Statistical flux overestimation is seen beginning at J>16.3, H>15.2 and Ks>14.7 mag. Reading down to the bottom panel, these magnitudes corresponds to SNR~8-9. By SNR=7, the flux overestimation is nearly ~0.05 mag, and rises steeply exceeding 0.2 mags at SNR=5. This behavior agrees well with the bias predicted from simulations in V.3.a.ii.
The RMS vs. magnitude curves in the bottom panels of Figure 11 begin to flatten below SNR~7. This is also a manifestation of incompleteness and flux overestimation. At low SNR levels, sources are not detected when noise fluctuations drive the flux down.
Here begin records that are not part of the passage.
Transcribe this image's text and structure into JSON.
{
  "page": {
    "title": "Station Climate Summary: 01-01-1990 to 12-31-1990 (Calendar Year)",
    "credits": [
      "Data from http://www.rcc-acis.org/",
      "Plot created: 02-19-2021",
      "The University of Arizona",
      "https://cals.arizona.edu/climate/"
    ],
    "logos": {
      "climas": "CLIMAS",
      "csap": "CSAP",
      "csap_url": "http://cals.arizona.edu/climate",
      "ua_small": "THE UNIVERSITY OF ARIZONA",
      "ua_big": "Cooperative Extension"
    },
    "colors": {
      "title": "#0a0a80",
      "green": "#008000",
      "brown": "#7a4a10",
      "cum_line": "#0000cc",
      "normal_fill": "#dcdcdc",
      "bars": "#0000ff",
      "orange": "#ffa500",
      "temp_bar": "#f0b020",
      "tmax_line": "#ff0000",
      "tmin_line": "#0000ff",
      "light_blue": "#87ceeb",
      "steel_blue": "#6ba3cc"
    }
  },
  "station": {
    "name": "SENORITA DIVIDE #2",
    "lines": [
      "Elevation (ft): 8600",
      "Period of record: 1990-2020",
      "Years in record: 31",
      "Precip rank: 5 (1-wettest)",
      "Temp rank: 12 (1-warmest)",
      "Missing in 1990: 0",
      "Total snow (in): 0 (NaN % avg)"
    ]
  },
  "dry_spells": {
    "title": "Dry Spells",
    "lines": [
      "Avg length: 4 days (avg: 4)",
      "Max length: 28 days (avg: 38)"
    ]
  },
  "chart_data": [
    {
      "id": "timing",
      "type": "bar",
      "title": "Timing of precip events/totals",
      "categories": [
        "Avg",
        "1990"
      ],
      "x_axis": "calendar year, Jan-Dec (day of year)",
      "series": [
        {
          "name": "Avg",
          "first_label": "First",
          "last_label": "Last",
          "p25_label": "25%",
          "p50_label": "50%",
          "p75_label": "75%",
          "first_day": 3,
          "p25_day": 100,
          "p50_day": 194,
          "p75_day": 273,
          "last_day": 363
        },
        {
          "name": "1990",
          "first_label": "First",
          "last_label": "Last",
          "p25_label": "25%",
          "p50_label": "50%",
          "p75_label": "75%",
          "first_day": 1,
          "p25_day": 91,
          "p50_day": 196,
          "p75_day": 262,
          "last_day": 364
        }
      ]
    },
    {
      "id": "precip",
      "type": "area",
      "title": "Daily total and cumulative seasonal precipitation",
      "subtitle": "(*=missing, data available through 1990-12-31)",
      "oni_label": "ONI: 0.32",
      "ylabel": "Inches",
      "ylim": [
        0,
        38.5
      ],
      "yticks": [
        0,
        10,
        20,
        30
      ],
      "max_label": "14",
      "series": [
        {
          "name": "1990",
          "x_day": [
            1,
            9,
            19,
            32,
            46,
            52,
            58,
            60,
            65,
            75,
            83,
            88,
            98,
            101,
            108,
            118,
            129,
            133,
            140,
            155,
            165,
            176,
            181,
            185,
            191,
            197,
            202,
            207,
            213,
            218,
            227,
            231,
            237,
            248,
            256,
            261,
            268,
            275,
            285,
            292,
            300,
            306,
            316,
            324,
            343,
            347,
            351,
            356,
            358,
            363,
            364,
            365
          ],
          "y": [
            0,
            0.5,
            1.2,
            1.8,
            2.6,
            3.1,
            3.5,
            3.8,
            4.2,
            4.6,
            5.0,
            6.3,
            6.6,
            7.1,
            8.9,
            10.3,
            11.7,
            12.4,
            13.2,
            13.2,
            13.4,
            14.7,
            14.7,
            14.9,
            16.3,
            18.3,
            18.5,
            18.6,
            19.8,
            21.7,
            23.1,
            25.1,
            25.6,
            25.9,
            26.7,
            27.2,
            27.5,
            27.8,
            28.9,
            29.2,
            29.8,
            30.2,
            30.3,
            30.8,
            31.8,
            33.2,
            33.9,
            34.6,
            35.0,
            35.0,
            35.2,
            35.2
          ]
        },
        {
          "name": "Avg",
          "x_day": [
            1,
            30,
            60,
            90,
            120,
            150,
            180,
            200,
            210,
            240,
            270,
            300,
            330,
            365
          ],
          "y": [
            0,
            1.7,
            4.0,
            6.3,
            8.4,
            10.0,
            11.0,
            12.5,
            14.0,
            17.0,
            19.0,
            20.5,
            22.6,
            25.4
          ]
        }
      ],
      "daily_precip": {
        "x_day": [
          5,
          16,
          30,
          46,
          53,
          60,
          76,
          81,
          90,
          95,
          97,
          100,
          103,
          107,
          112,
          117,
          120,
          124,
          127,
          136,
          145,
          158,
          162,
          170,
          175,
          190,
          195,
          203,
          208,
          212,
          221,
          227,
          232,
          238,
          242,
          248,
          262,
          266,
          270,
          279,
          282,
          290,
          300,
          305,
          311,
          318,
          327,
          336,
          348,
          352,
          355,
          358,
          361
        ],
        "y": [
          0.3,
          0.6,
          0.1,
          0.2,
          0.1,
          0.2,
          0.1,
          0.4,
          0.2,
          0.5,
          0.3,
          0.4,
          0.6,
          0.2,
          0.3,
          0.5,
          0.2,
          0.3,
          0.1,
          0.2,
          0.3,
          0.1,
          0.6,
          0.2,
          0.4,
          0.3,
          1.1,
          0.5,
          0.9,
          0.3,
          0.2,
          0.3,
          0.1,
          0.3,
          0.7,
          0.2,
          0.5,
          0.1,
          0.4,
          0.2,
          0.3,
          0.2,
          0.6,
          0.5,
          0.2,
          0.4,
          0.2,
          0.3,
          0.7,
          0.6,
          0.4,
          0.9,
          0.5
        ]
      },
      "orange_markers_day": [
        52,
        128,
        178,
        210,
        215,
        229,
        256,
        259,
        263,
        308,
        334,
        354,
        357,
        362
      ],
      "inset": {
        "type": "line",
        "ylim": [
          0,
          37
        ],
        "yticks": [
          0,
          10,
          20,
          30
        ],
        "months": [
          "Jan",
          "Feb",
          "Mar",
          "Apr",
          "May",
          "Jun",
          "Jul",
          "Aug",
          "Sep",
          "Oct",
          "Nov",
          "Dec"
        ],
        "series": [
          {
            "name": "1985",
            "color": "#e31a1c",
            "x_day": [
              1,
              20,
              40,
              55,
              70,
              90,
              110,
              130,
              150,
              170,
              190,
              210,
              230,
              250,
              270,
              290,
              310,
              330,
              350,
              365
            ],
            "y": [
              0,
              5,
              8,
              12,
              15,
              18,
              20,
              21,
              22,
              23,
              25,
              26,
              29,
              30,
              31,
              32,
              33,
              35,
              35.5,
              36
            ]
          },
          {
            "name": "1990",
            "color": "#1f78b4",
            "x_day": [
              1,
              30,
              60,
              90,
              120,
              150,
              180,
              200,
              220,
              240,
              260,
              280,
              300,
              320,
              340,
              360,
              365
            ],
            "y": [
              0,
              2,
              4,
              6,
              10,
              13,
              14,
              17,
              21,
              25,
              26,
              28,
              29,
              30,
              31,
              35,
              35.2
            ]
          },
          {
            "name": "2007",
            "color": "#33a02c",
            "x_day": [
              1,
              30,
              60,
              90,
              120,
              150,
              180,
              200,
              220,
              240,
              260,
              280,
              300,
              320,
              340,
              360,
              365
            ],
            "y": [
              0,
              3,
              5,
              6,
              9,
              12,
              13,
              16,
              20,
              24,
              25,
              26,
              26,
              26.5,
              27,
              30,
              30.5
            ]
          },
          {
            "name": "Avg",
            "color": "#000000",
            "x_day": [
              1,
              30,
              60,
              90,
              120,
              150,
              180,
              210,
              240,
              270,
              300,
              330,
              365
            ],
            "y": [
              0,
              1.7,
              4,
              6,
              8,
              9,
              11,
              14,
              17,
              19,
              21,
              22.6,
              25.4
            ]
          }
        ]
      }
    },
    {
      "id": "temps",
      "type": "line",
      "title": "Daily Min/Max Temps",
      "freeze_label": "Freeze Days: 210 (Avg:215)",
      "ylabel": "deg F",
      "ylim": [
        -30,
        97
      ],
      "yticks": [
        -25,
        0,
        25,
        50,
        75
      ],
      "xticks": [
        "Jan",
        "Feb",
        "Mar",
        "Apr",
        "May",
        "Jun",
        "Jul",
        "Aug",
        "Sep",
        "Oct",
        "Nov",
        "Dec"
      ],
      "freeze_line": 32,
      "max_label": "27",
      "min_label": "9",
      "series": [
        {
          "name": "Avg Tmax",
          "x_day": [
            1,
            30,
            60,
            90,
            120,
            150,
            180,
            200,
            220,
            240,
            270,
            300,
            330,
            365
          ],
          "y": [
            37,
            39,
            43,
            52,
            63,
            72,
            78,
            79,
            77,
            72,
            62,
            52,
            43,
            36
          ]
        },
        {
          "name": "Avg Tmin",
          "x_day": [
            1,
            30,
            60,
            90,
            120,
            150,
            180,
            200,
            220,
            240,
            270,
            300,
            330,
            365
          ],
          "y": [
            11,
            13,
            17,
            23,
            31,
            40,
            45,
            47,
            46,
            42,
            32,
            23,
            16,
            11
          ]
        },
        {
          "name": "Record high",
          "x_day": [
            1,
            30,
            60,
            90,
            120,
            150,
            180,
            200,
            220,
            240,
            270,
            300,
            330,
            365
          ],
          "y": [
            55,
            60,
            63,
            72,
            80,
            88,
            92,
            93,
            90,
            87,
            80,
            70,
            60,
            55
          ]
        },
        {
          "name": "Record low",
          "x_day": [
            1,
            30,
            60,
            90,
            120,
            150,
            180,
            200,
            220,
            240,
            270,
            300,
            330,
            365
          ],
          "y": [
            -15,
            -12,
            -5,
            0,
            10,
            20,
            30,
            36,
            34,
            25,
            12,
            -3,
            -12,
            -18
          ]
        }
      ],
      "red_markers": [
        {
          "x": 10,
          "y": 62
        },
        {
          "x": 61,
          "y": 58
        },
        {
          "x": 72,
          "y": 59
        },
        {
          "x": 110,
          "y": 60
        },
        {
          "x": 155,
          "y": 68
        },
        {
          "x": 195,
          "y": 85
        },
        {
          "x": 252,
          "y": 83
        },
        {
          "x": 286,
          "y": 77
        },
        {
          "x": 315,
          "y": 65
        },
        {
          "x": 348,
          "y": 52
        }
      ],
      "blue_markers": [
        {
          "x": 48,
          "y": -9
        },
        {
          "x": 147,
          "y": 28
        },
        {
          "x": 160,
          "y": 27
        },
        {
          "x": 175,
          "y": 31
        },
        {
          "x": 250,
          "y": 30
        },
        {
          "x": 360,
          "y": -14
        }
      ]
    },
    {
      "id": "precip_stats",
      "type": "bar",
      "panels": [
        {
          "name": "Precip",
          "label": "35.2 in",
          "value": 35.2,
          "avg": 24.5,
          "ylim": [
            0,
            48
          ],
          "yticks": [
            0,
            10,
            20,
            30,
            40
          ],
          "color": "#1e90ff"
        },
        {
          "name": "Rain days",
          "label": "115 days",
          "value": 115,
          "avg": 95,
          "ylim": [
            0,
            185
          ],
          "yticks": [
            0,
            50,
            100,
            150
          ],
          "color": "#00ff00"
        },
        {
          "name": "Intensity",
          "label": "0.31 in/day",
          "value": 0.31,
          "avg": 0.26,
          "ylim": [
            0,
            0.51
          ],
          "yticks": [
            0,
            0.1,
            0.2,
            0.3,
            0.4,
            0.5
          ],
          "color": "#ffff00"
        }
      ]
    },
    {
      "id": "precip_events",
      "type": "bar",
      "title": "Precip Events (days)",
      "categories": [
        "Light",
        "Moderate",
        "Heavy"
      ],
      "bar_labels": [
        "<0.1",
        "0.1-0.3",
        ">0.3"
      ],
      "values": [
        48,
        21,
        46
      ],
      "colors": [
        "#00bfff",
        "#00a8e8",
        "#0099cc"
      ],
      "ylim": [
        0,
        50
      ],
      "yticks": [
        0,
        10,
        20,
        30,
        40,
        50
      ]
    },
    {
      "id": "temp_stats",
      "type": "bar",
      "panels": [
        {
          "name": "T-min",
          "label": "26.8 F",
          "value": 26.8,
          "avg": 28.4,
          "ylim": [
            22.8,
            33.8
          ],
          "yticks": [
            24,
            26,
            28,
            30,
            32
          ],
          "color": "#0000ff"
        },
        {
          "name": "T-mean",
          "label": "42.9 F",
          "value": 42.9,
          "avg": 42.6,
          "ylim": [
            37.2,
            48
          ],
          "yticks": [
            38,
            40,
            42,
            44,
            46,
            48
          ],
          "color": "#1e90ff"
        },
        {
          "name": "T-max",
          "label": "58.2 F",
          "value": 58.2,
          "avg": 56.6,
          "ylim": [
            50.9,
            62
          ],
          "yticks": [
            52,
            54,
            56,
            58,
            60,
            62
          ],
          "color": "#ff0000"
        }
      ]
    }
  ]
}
This effectively truncates the faint end of the measured flux distribution leading to an artificially narrow distribution and hence an artificially low flux uncertainty and biased flux estimate.
|Figure 11 - Illustration of statistical flux overestimation as a function of magnitude and SNR in the merged point source photometry of the 90067 calibration field. (top panels) Difference in J, H and Ks magnitudes measured on deep, combined calibration scan images and the average magnitudes from single calibration scans plotted as a function of average magnitude. (bottom panels) RMS (root variance) of merged (average) calibration scan magnitudes plotted as a function of average magnitude. Red horizontal lines indicate SNR=5,7 and 10 levels.|
iii. Position Reconstruction Errors
The reconstructed astrometry of two of the 1,582 scans of the 90009 Calibration Field had errors that resulted in positional offsets of 5-15" with respect to all other scans. The affected observations are scan 106 taken on 05/15/1999 and scan 102 taken on 05/18/1999, both from the southern observatory (scan_key values of 26284 and 25081, respectively). The astrometric errors in these scans are described in AIV.1.c.i.
Because the source extractions from these scans were included in the
Calibration point and extended source WDBs, they were
incorporated into the merge of those tables.
Most of the extractions in these two scans were not properly associated
with the extractions from other scans
because of the large position offsets.
If they appear in the Calibration merged source tables at all,
the extractions from these two scan may appear as merged sources with
a small number of detections offset from the
remaining merged sources. In some cases, there may have been
coincidental matches between the real source detections in the
two offending scans and spurious noise detections in the scans
that did not have position errors.
iv. Merge Quality Flags
A variety of parameters and flags are provided with each entry in the Merged Source Information table to help users assess of the accuracy of the association of extractions and the ensuing combined positions and photometry. These flags are described in A6.2.v, and a few of the key ones are summarized below. Users are strongly encouraged to examine the merge quality flags when using the merged tables.
Use of the ce_flg=0 constraint is conservative, and may result in the rejection of many uncontaminated groups. This is particularly true for groups containing thousands of independent measurements, such as those in the Merged Calibration WDBs, because the probability is relatively high that one or more measurements may be affected by the conditions tracked by ce_flg.